Er ist 1938 geboren, seit über 40 Jahren auf Jazz-Bühnen aktiv und seine Musik-Karriere brachte ihn schon früh mit Vorbildern wie Bud Powell und Thelonious Monk zusammen. Er war Coltranes Pianist und sein Platz in der „hall of fame“ des Jazz wäre schon unauslöschlich gewesen, wenn er nach „A Love Supreme“ keine einzige Platte mehr eingespielt hätte.

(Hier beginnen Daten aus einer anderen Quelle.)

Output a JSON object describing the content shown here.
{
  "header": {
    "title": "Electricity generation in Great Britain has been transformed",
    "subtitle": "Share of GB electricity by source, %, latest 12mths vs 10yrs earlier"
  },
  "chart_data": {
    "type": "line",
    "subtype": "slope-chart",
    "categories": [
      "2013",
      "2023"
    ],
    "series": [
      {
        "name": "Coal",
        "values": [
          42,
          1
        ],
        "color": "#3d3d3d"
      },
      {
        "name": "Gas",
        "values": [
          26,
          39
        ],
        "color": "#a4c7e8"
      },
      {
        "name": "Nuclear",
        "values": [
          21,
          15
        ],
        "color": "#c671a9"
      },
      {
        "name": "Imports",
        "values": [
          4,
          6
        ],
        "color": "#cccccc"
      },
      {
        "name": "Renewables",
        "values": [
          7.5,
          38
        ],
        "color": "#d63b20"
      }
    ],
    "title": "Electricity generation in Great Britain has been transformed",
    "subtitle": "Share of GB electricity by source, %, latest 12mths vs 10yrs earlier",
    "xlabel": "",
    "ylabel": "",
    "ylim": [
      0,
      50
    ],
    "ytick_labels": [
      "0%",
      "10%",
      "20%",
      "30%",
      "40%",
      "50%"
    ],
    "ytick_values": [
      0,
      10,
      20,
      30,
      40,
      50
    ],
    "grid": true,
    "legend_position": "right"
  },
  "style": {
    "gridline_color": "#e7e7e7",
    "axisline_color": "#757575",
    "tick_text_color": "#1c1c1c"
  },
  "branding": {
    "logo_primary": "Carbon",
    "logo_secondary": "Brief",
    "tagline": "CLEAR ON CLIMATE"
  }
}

Glücklicherweise war McCoy Tyner aber auch in den rund vierzig Jahren „nach Coltrane“ aktiv und obwohl keine seiner eigenen Veröffentlichungen den Kultstatus der Aufnahmen mit Coltrane erreichte, sind einige seiner CDs bei Jazzkennern herausragende Meilensteine in der Jazzsammlung. „Infinity“ aus dem Jahre 1997 oder auch das aktuelle Album „Illuminations“ sind Beispiele.
In Mannheim, in der mehr als prall gefüllten Feuerwache, war McCoy Tyner mit George Mraz und dem jungen, sehr dynamischen, Schlagzeuger Eric Harland zu hören. Zunächst betreten nur Mraz und Harland die Bühne, ein Mitarbeiter der Feuerwache setzt sich an den Flügel um Mraz einige Töne zum Stimmen des Basses anzuspielen. Dann ist es soweit, McCoy Tyner geht zügig seine drei Schritte vom Bühnenvorhang zum Flügel, lässt den kurzen, stürmischen Applaus gelassen über sich ergehen und beginnt das Konzert.
Fulminant. Einige wuchtige Akkorde, ein rhythmisch spannungsgeladenes Thema weisen den Weg für den Abend: Kein „elder statesman“ der ein altersschwaches Werk in die Ohren der Zuhörer tröpfelt. Was McCoy Tyner mit seiner linken Hand auch heute noch zaubert schafften die meisten jüngeren Pianisten nicht mit vier Händen. Tyner hat vom ersten Ton an sein Trio ebenso wie das Publikum im Griff. Nur wenige Pianisten, machen sich den den Flügel so komplett zu eigen, die siebeneinhalb Oktaven, den kompletten Dynamikumfang – „McCoy Tyner spielt Klavier wie ein ein brüllender Löwe“, so hat es der Jazzkritiker Bill Cole beschrieben.
Variantenreich, mit einem ostinaten Thema im tiefen Register, das er mit seinen rasant-präzis hingepingelten Läufen der rechten Hand, vom höchsten Register perlend herunterstürzend umspielt, unterstützt und akzentuiert – das ist der persönliche Stil von McCoy Tyner. Was für einen Pianisten im Vergleich zu einem Bläser besonders schwierig ist – McCoy Tyner gelingt es seit Jahrzehnten scheinbar leicht: Er hat einen eigenen Personalstil an den Tasten entwickelt. Mit größter Souveränität spielt er sich durch verschiedene Genres des modernen Jazz, die an allen Ecken und Enden die Spuren der Jazz- und Musikgeschichte einflechten von lautstark mitgestampften Stride-Piano, über Blues bis hin zu Passagen bis fast schon impressionistischem Charakter – und über allem dieser Swing, warmwallend und das ganze Konzert durchdringend.
Seine Mitspieler geraten trotz aller Dominanz des Meisters nicht in den Hintergrund. Eric Harland traktiert sein Schlagzeug mit intensiver Kraft. In einem anderen Umfeld wäre das schon zuviel des Guten aber der gewaltig aufspielende Pianist braucht den passenden Widerpart und bei glücklicherweise weiß Harland sich bei Gelegenheit zurückzunehmen.Auch während der Bass-Soli von George Mraz. Der droht gelegentlich zwischen den beiden lautstarken Protagonisten etwas unterzugehen aber er beweist seine Klasse im Zusammenspiel und glänzt in seinen Soloparts mit originellen Einfällen. Schade nur, daß sich das Trio Trio mit zwei kurzen Zugaben nach rund 90 Minuten endgültig verabschiedet. Sie lassen einige hundert Menschen glücklich zurück.